Kısıtlamaların tekrar getirilip getirilmeyeceğine ilişkin konuya da değinen Sağlık Bakanlığı Koronavirüs Bilim Kurulu Üyesi, Başakşehir Çam ve Sakura Şehir Hastanesi Başhekimi Prof. Dr. Nurettin Yiyit, "Bilim Kurulu'nun yeni bir kısıtlama gündemi yok.
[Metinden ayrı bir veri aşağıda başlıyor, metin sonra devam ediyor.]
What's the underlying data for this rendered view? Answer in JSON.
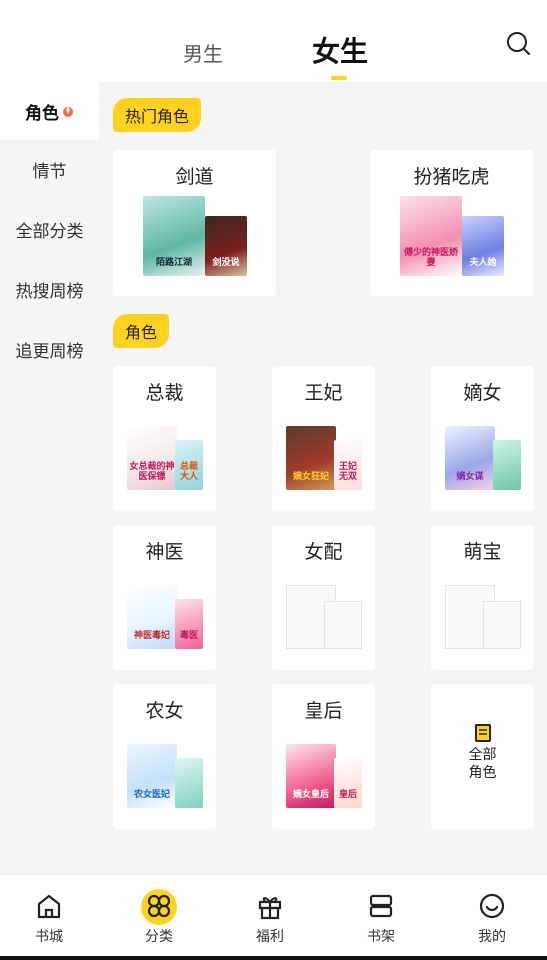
{
  "header": {
    "tab_male": "男生",
    "tab_female": "女生",
    "search_icon": "search-icon",
    "accent_color": "#ffd21f"
  },
  "sidebar": {
    "items": [
      {
        "label": "角色",
        "active": true,
        "icon": "fire-icon"
      },
      {
        "label": "情节"
      },
      {
        "label": "全部分类"
      },
      {
        "label": "热搜周榜"
      },
      {
        "label": "追更周榜"
      }
    ]
  },
  "hot_section": {
    "tag": "热门角色",
    "cards": [
      {
        "title": "剑道",
        "covers": [
          "陌路江湖",
          "剑没说"
        ]
      },
      {
        "title": "扮猪吃虎",
        "covers": [
          "傅少的神医娇妻",
          "夫人她"
        ]
      }
    ]
  },
  "role_section": {
    "tag": "角色",
    "cards": [
      {
        "title": "总裁",
        "covers": [
          "女总裁的神医保镖",
          "总裁大人"
        ]
      },
      {
        "title": "王妃",
        "covers": [
          "嫡女狂妃",
          "王妃无双"
        ]
      },
      {
        "title": "嫡女",
        "covers": [
          "嫡女谋",
          ""
        ]
      },
      {
        "title": "神医",
        "covers": [
          "神医毒妃",
          "毒医"
        ]
      },
      {
        "title": "女配",
        "covers": []
      },
      {
        "title": "萌宝",
        "covers": []
      },
      {
        "title": "农女",
        "covers": [
          "农女医妃",
          ""
        ]
      },
      {
        "title": "皇后",
        "covers": [
          "嫡女皇后",
          "皇后"
        ]
      }
    ],
    "all_card": {
      "line1": "全部",
      "line2": "角色",
      "icon": "document-icon"
    }
  },
  "bottom_nav": {
    "items": [
      {
        "label": "书城",
        "icon": "home-icon"
      },
      {
        "label": "分类",
        "icon": "category-icon",
        "active": true
      },
      {
        "label": "福利",
        "icon": "gift-icon"
      },
      {
        "label": "书架",
        "icon": "bookshelf-icon"
      },
      {
        "label": "我的",
        "icon": "profile-icon"
      }
    ]
  }
}
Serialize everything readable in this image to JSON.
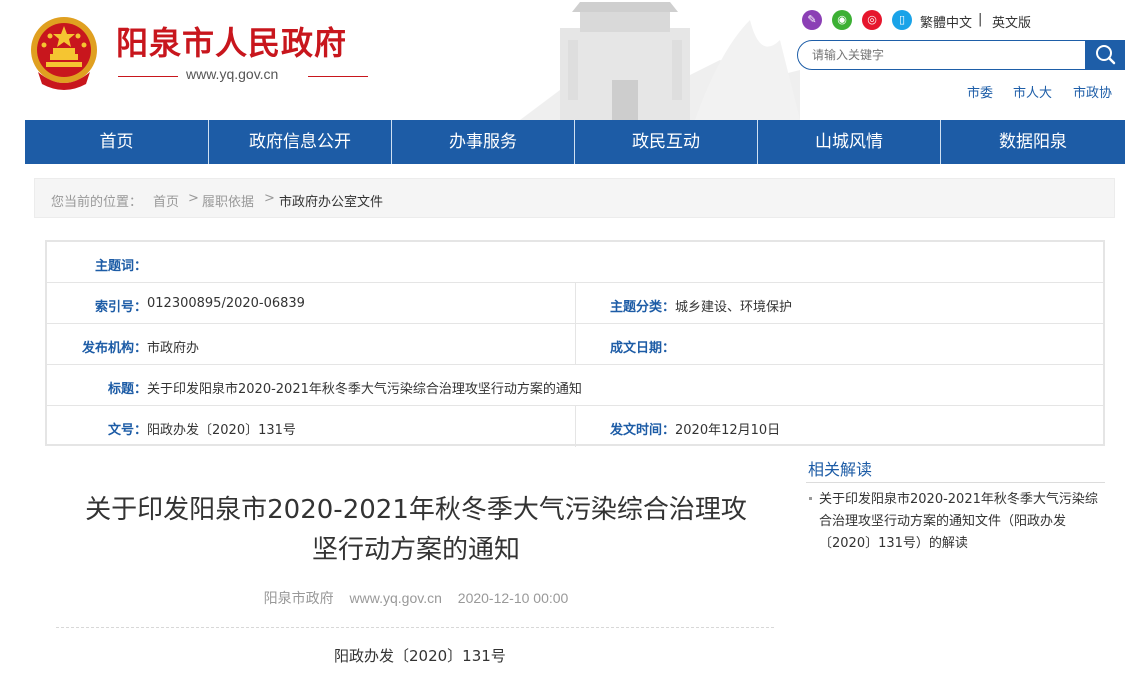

Biz aslında şu an birçok tedbire mola vermiş bir görüntüyle gidiyoruz. Aşının gücüne biraz teslim olmuş bir halimiz var. Aslında pozitif vakaları düşürmenin yolu da maske, mesafeye uyumdan geçiyor. Burada iki sıkıntımız var. Birincisi vatandaşımız 1,5 yıldır yoruldu, bir başka şey de aşı olanlarda ciddi özgüven oluştu. Aşı olanlarda maske takmamaya dair bir eğilim başladı. Bunları üst üste koyunca yüksek pozitif vakalarımız çıkıyor. Aslında biraz dişimizi sıksak bu rakamları tekrar minik rakamlara indirebiliriz gibi gözüküyor. Bilim Kurulu'nun öncelikle eğitime tekrar ara vermek gibi hiçbir niyeti, eğilimi yok. Hiçbir zaman da gündeme gelmedi. Aksine sürdürülmesi için neler yapılmalı bunlar konuşuluyor. Sanat, spor hayatını, iş dünyasını tekrar ara vermeye itecek yönde herhangi bir gündemi ya da girişimi yok. Ne kadar vaka çıkacağını vatandaşımız belirliyor aslında onlar bize yardımcı olur el verirse biz bu işi kazasız belasız halledebiliriz ve aşılama oranında eğer yüksek rakamları hedefliyorsak bu yine vatandaşımızın bize desteğiyle olacak. Hastane yatış ve yoğun bakım anlamında çok şey başardık. Ölüm rakamlarını aşağıya indirmemiz gerekiyor. Bunun da yolu aşıyla tanışmamış bir gurubumuz var, o grubun sayısının azalması gerekiyor. Bazen maske aksesuara dönüyor, dış ortamda takıyoruz. Eve girdiğimizde bir yere asılacak atkı muamelesi görmeye başladı" dedi.